Créer et cultiver des cellules vivantes, en modifiant leur ADN presque aussi simplement que l’on suit une recette de cuisine : c’est la vocation d’Amino, un kit de fabrication de matières biologiques pour les écoles et les particuliers. Conçu par une chercheuse canadienne du MIT Media Lab, Julie Legault, ce boîtier de la taille d’un gros tourne-disque contient tout ce qu’il faut pour devenir un parfait « bio-hacker » : centrifugeuse, capteurs, bioréacteur, etc. Sur le modèle des kits d’initiation à l’électronique et à la programmation Arduino, l’idée est de proposer différentes expériences à une communauté d’utilisateurs, en fournissant si nécessaire le matériel de base. Après une campagne réussie fin 2015 sur Indiegogo, les 50 premiers exemplaires d’Amino seront disponibles d’ici à l’été.

Pas question pour autant de transformer enfants et étudiants en Dr Frankenstein, se défend sa conceptrice : « Plus vous réaliserez des expériences par vous-même, plus vous comprendrez ce qu’est réellement la biotechnologie, et ce qu’elle peut faire de bien ou de mal, explique Julie Legault. Je fais le parallèle avec l’informatique dans les années 1980 : les ordinateurs étaient souvent vus comme effrayants, jusqu’à ce que des modèles bon marché permettent aux gamins d’apprendre à programmer. »

Pour Julien Lévy, « cette innovation illustre une idée commune aux bio-hackers et au mouvement transhumaniste : les frontières entre le biologique et le numérique sont de plus en plus floues ». Dans le même état d’esprit, les jurés de Netexplo avaient repéré un programme de production d’insuline « open source » ou une cellule capable de stocker des informations. Ils ont finalement distingué, parmi les dix lauréats, un nanorobot qui s’inspire d’une bactérie. Conçu par l’université Drexler de Philadelphie, il est destiné à naviguer dans les artères pour les déboucher sans chirurgie.

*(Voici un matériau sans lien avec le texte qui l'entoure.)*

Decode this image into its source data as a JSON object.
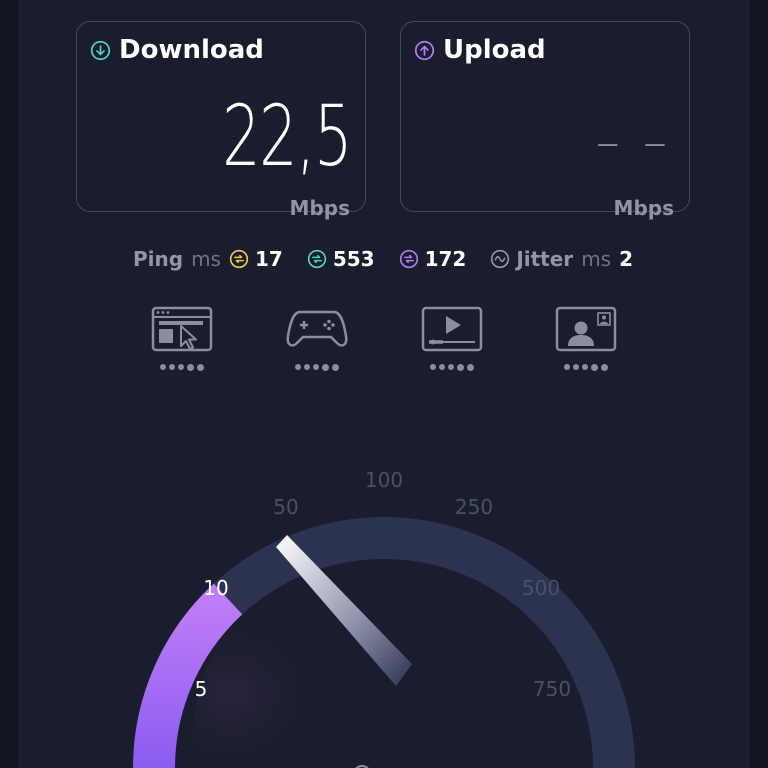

La nouvelle révolution des plates-formes

Popularisé par le bitcoin et d’autres monnaies virtuelles, le protocole informatique « blockchain », qui permet des transactions sécurisées sans passer par une base de données centralisée, a donné naissance à des centaines, voire des milliers de start-up qui ambitionnent de révolutionner le monde de la finance. Parmi celles-ci, Netexplo a choisi une entreprise israélienne, Colu, qui a adapté la technologie pour l’appliquer non seulement aux monnaies, mais à tous les actifs numériques : billetterie, coupons de réduction, titres de propriété, etc. « Nous utilisons notre propre version du protocole, appelée “Colored Coins”, pour ajouter des informations adaptées à différents scénarios », explique David Ring, cofondateur et responsable de la R&D de Colu. Un autre lauréat, Bitland, utilise la technologie « blockchain » pour créer un cadastre virtuel au Ghana.

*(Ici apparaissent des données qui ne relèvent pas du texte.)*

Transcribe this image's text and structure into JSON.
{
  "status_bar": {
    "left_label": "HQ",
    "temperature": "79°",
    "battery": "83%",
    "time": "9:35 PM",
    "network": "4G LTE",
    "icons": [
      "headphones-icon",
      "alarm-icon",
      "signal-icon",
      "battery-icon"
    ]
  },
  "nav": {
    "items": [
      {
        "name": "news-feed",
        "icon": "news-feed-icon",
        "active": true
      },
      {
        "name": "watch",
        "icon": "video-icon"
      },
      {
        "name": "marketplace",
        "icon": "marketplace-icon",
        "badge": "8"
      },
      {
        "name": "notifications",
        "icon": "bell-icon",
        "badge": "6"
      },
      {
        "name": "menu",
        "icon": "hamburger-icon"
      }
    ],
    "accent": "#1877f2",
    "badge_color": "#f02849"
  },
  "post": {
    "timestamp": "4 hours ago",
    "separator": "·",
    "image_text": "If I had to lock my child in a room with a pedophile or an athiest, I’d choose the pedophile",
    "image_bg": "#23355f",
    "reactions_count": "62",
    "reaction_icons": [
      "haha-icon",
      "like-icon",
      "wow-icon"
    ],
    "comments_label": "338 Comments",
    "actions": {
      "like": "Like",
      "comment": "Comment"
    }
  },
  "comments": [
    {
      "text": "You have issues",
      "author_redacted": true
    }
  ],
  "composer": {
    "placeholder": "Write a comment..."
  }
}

Mais toutes les plates-formes distinguées dans l’édition 2016 ne passent pas par « blockchain ». Le projet sud-africain Aweza utilise, par exemple, le smartphone pour proposer des traductions entre les 11 langues officielles du pays. Quant à la start-up Wonolo (pour « work now locally »), basée à San Francisco, elle a adapté au monde des ­entreprises un modèle qui a fait le succès d’Uber ou de TaskRabbit : donner accès en temps réel à un vivier de travailleurs indépendants (15.000 sont référencés sur le site), immédiatement disponibles. « Nos clients sont des professionnels de la logistique ou de l’e-commerce qui ont besoin de main-d’œuvre temporaire, explique AJ Brustein, cofondateur de Wonolo. C’est l’employeur qui fixe le prix, mais le candidat est libre de l’accepter ou pas : le pouvoir est du côté du travailleur », affirme-t-il, en mettant en avant un salaire horaire supérieur au salaire minimum, « de l’ordre de 15 dollars de l’heure. » Fondé par deux anciens employés de Coca-Cola dans le cadre de l’incubateur du groupe, Wonolo a levé 2,2 millions de dollars en mars 2015.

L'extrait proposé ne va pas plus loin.